A
few kilometers from Muthaiga, the uber affluent residential neighborhood of
Kenya’s business and political elite, five-year-old Anita is being treated with
Plumpynut. Plumpynut is a high-energy therapeutic food for starving children.
Anita’s father, Hiram, is a security guard in an upmarket
city neighborhood. He is one of the hundreds of thousands of Nairobi’s
residents who walk to work. But a swanky and dangerous highway has recently complicated
Hiram’s daily commute between Mathare Valley and Parklands.
To appreciate the place Anita calls home you have to
traipse down convoluted, narrow corridors, vault over open sewers
and suck in the stench of putrefied garbage in the slum of Mathare Valley. Anita’s mother is a stay-at-home mom. Her
vegetable business collapsed after 20 years. I asked why. The answer was
succinct. “I was running huge losses because people were not buying anymore”.
The retail prices for staple foods have increased by
over 150% in Nairobi slum markets in the past year. Average daily household
income in Nairobi’s slums is about KES 200 KES. Besides food and shelter, families
like Anita’s must also pay for daily use of latrines, water, or wood for
cooking, kerosene for lighting, school fees and health care.

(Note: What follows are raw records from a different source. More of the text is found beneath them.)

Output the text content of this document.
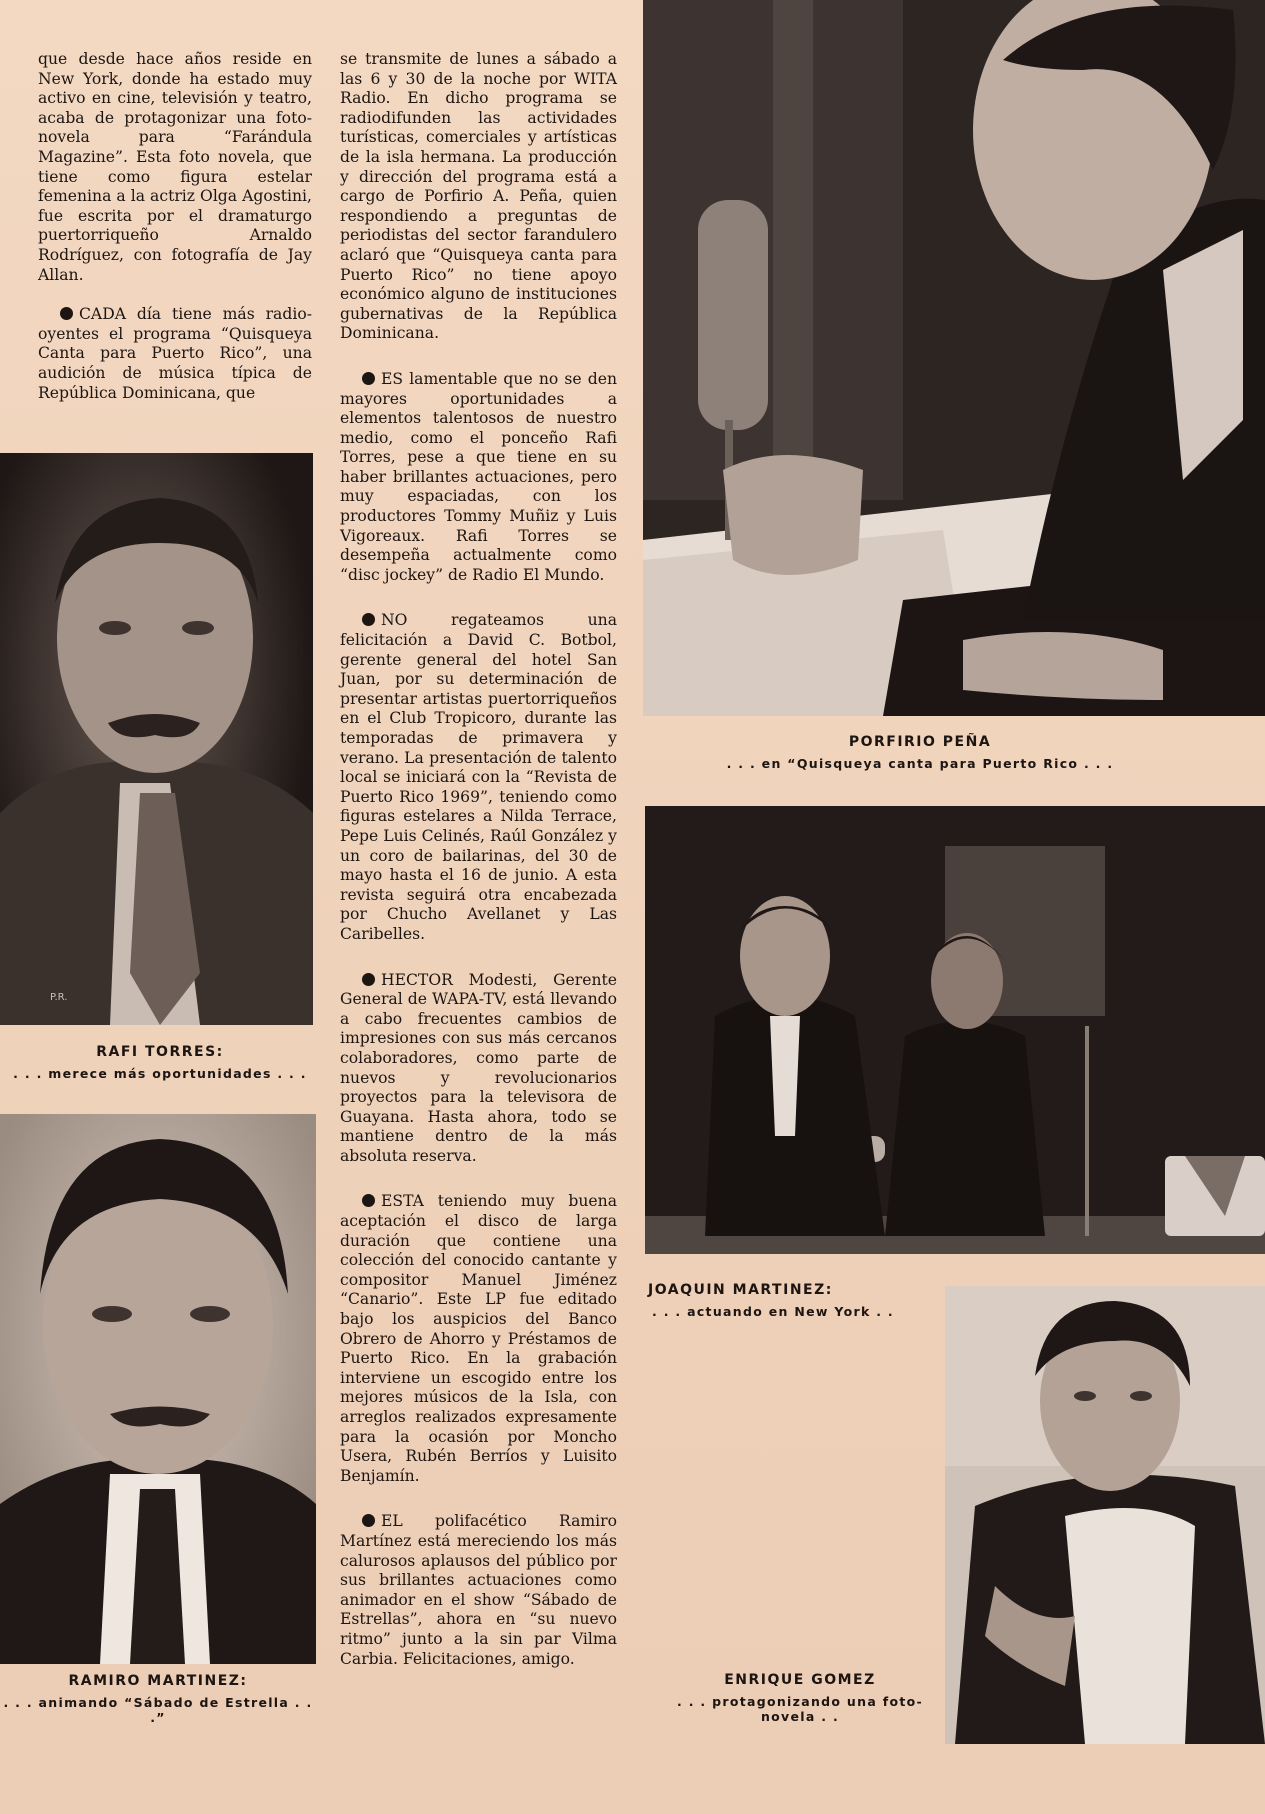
que desde hace años reside en New York, donde ha estado muy activo en cine, televisión y teatro, acaba de protagonizar una foto-novela para “Farándula Magazine”. Esta foto novela, que tiene como figura estelar femenina a la actriz Olga Agostini, fue escrita por el dramaturgo puertorriqueño Arnaldo Rodríguez, con fotografía de Jay Allan.

CADA día tiene más radio-oyentes el programa “Quisqueya Canta para Puerto Rico”, una audición de música típica de República Dominicana, que

se transmite de lunes a sábado a las 6 y 30 de la noche por WITA Radio. En dicho programa se radiodifunden las actividades turísticas, comerciales y artísticas de la isla hermana. La producción y dirección del programa está a cargo de Porfirio A. Peña, quien respondiendo a preguntas de periodistas del sector farandulero aclaró que “Quisqueya canta para Puerto Rico” no tiene apoyo económico alguno de instituciones gubernativas de la República Dominicana.

ES lamentable que no se den mayores oportunidades a elementos talentosos de nuestro medio, como el ponceño Rafi Torres, pese a que tiene en su haber brillantes actuaciones, pero muy espaciadas, con los productores Tommy Muñiz y Luis Vigoreaux. Rafi Torres se desempeña actualmente como “disc jockey” de Radio El Mundo.

NO regateamos una felicitación a David C. Botbol, gerente general del hotel San Juan, por su determinación de presentar artistas puertorriqueños en el Club Tropicoro, durante las temporadas de primavera y verano. La presentación de talento local se iniciará con la “Revista de Puerto Rico 1969”, teniendo como figuras estelares a Nilda Terrace, Pepe Luis Celinés, Raúl González y un coro de bailarinas, del 30 de mayo hasta el 16 de junio. A esta revista seguirá otra encabezada por Chucho Avellanet y Las Caribelles.

HECTOR Modesti, Gerente General de WAPA-TV, está llevando a cabo frecuentes cambios de impresiones con sus más cercanos colaboradores, como parte de nuevos y revolucionarios proyectos para la televisora de Guayana. Hasta ahora, todo se mantiene dentro de la más absoluta reserva.

ESTA teniendo muy buena aceptación el disco de larga duración que contiene una colección del conocido cantante y compositor Manuel Jiménez “Canario”. Este LP fue editado bajo los auspicios del Banco Obrero de Ahorro y Préstamos de Puerto Rico. En la grabación interviene un escogido entre los mejores músicos de la Isla, con arreglos realizados expresamente para la ocasión por Moncho Usera, Rubén Berríos y Luisito Benjamín.

EL polifacético Ramiro Martínez está mereciendo los más calurosos aplausos del público por sus brillantes actuaciones como animador en el show “Sábado de Estrellas”, ahora en “su nuevo ritmo” junto a la sin par Vilma Carbia. Felicitaciones, amigo.

P.R.
RAFI TORRES:
. . . merece más oportunidades . . .
RAMIRO MARTINEZ:
. . . animando “Sábado de Estrella . . .”
PORFIRIO PEÑA
. . . en “Quisqueya canta para Puerto Rico . . .
JOAQUIN MARTINEZ:
. . . actuando en New York . .
ENRIQUE GOMEZ
. . . protagonizando una foto-novela . .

International and local humanitarian agencies are
feeding millions of people, especially pastoralists in the Rift Valley,
northeast and northern Kenya, where malnutrition rates often range between 20
to 40%. In 2011, the worst
drought in six decades in the Horn of Africa led to the worst food crisis of
our time. I recall the heart-rending story of a woman who lost all her
livestock and was mourning the death of her three children.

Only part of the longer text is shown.